For quantitative analysis of fracture development and fracture morphology in similar material models during simulated advancement, the conventional approach is to capture fracture evolution images using a digital camera during mining, then describe and express them through manual sketching or digital image processing techniques such as image binarization. Binarization methods can affect image analysis and processing, sometimes losing image details and inaccurately extracting information about fine fracture morphology.
The XTOP3D XTDIC three-dimensional full-field strain measurement system is a non-contact, full-field measurement technology. It acquires speckle images of an object under different loads and then uses a correlation-matching algorithm for image analysis to quantitatively extract full-field displacement and strain response information. This technology is used for full-field displacement and deformation measurement and quantitative analysis of fracture development and fracture morphology.
Due to its non-contact, real-time dynamic measurement, and high resolution, DIC is widely used to study the fracture processes of standard rock samples and materials with defects such as pre-existing fractures. DIC technology can be used to study the displacement field of model deformation and extract and analyze model strain field information. It also has significant advantages in fracture detection.
① For similar material models, due to their heterogeneity, rough surface, and size significantly larger than standard rock samples, producing high-quality speckle fields on the model surface is crucial for test accuracy.

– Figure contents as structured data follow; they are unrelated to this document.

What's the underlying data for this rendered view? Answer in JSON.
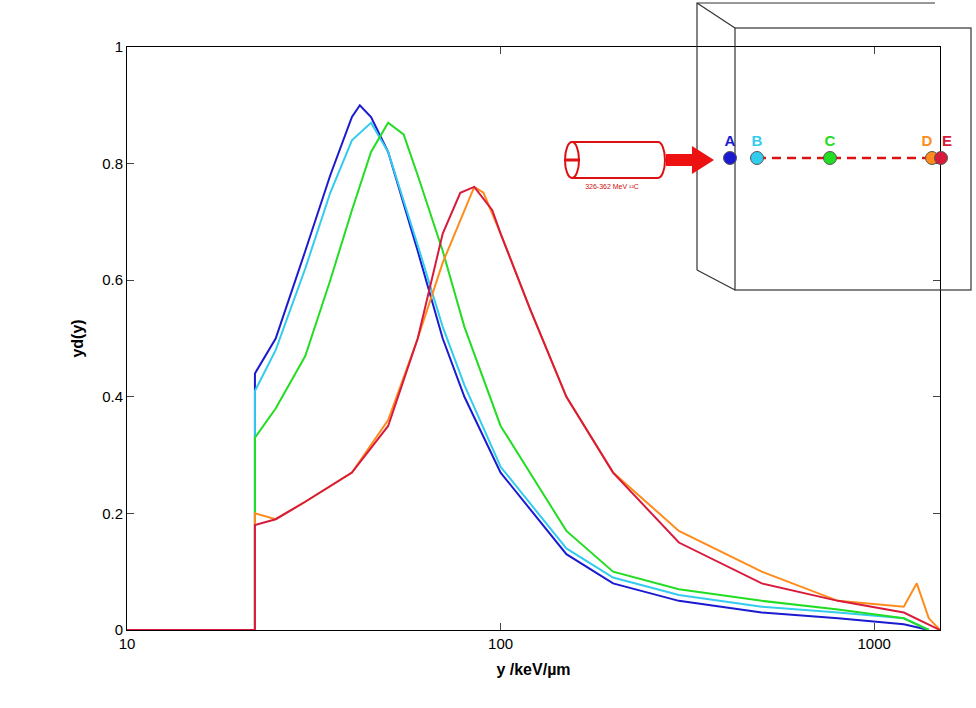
{
  "chart_data": {
    "type": "line",
    "x_label": "y /keV/µm",
    "y_label": "yd(y)",
    "log": "x",
    "grid": false,
    "xlim": [
      10,
      1500
    ],
    "xticks": [
      10,
      100,
      1000
    ],
    "ylim": [
      0,
      1
    ],
    "yticks": [
      0,
      {
        "value": 0.2,
        "label": "0.2"
      },
      {
        "value": 0.4,
        "label": "0.4"
      },
      {
        "value": 0.6,
        "label": "0.6"
      },
      {
        "value": 0.8,
        "label": "0.8"
      },
      1
    ],
    "series": [
      {
        "name": "A",
        "color": "#1a1ad0",
        "x": [
          10,
          22,
          22,
          25,
          30,
          35,
          40,
          42,
          45,
          50,
          60,
          70,
          80,
          100,
          150,
          200,
          300,
          500,
          800,
          1200,
          1400
        ],
        "values": [
          0,
          0,
          0.44,
          0.5,
          0.65,
          0.78,
          0.88,
          0.9,
          0.88,
          0.82,
          0.65,
          0.5,
          0.4,
          0.27,
          0.13,
          0.08,
          0.05,
          0.03,
          0.02,
          0.01,
          0
        ]
      },
      {
        "name": "B",
        "color": "#33ccee",
        "x": [
          10,
          22,
          22,
          25,
          30,
          35,
          40,
          45,
          50,
          60,
          70,
          80,
          100,
          150,
          200,
          300,
          500,
          800,
          1200,
          1400
        ],
        "values": [
          0,
          0,
          0.41,
          0.48,
          0.62,
          0.75,
          0.84,
          0.87,
          0.82,
          0.66,
          0.52,
          0.42,
          0.28,
          0.14,
          0.09,
          0.06,
          0.04,
          0.03,
          0.02,
          0
        ]
      },
      {
        "name": "C",
        "color": "#22dd22",
        "x": [
          10,
          22,
          22,
          25,
          30,
          35,
          40,
          45,
          50,
          55,
          60,
          70,
          80,
          100,
          150,
          200,
          300,
          500,
          800,
          1200,
          1400
        ],
        "values": [
          0,
          0,
          0.33,
          0.38,
          0.47,
          0.6,
          0.72,
          0.82,
          0.87,
          0.85,
          0.78,
          0.65,
          0.52,
          0.35,
          0.17,
          0.1,
          0.07,
          0.05,
          0.035,
          0.02,
          0
        ]
      },
      {
        "name": "D",
        "color": "#ff8c1a",
        "x": [
          10,
          22,
          22,
          25,
          30,
          40,
          50,
          60,
          70,
          80,
          85,
          90,
          100,
          120,
          150,
          200,
          300,
          500,
          800,
          1200,
          1300,
          1400,
          1500
        ],
        "values": [
          0,
          0,
          0.2,
          0.19,
          0.22,
          0.27,
          0.36,
          0.5,
          0.63,
          0.72,
          0.76,
          0.75,
          0.68,
          0.55,
          0.4,
          0.27,
          0.17,
          0.1,
          0.05,
          0.04,
          0.08,
          0.02,
          0
        ]
      },
      {
        "name": "E",
        "color": "#d81b3c",
        "x": [
          10,
          22,
          22,
          25,
          30,
          40,
          50,
          60,
          70,
          78,
          85,
          95,
          100,
          120,
          150,
          200,
          300,
          500,
          800,
          1200,
          1500
        ],
        "values": [
          0,
          0,
          0.18,
          0.19,
          0.22,
          0.27,
          0.35,
          0.5,
          0.68,
          0.75,
          0.76,
          0.72,
          0.68,
          0.55,
          0.4,
          0.27,
          0.15,
          0.08,
          0.05,
          0.03,
          0
        ]
      }
    ],
    "inset": {
      "beam_label": "326-362 MeV",
      "ion": "¹²C"
    }
  }
}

② DIC technology can optimize the sub-region size and spacing based on the test requirements for crack monitoring, thereby improving test accuracy and reliability.
③ By quantitatively studying speckle pattern quality and optimizing DIC calculation parameters, a dual-parameter threshold method for sub-region size selection is employed to address the heterogeneity of similar materials and the large, non-uniform deformation of the model.
Through the appropriate setup of the DIC measurement system, speckle pattern generation, and selection of sub-region size and spacing, crack initiation and development can be effectively detected and quantitatively characterized in real-world applications of similar material simulation tests and monitoring. This provides data support for the analysis of crack development and failure morphology in similar simulation tests.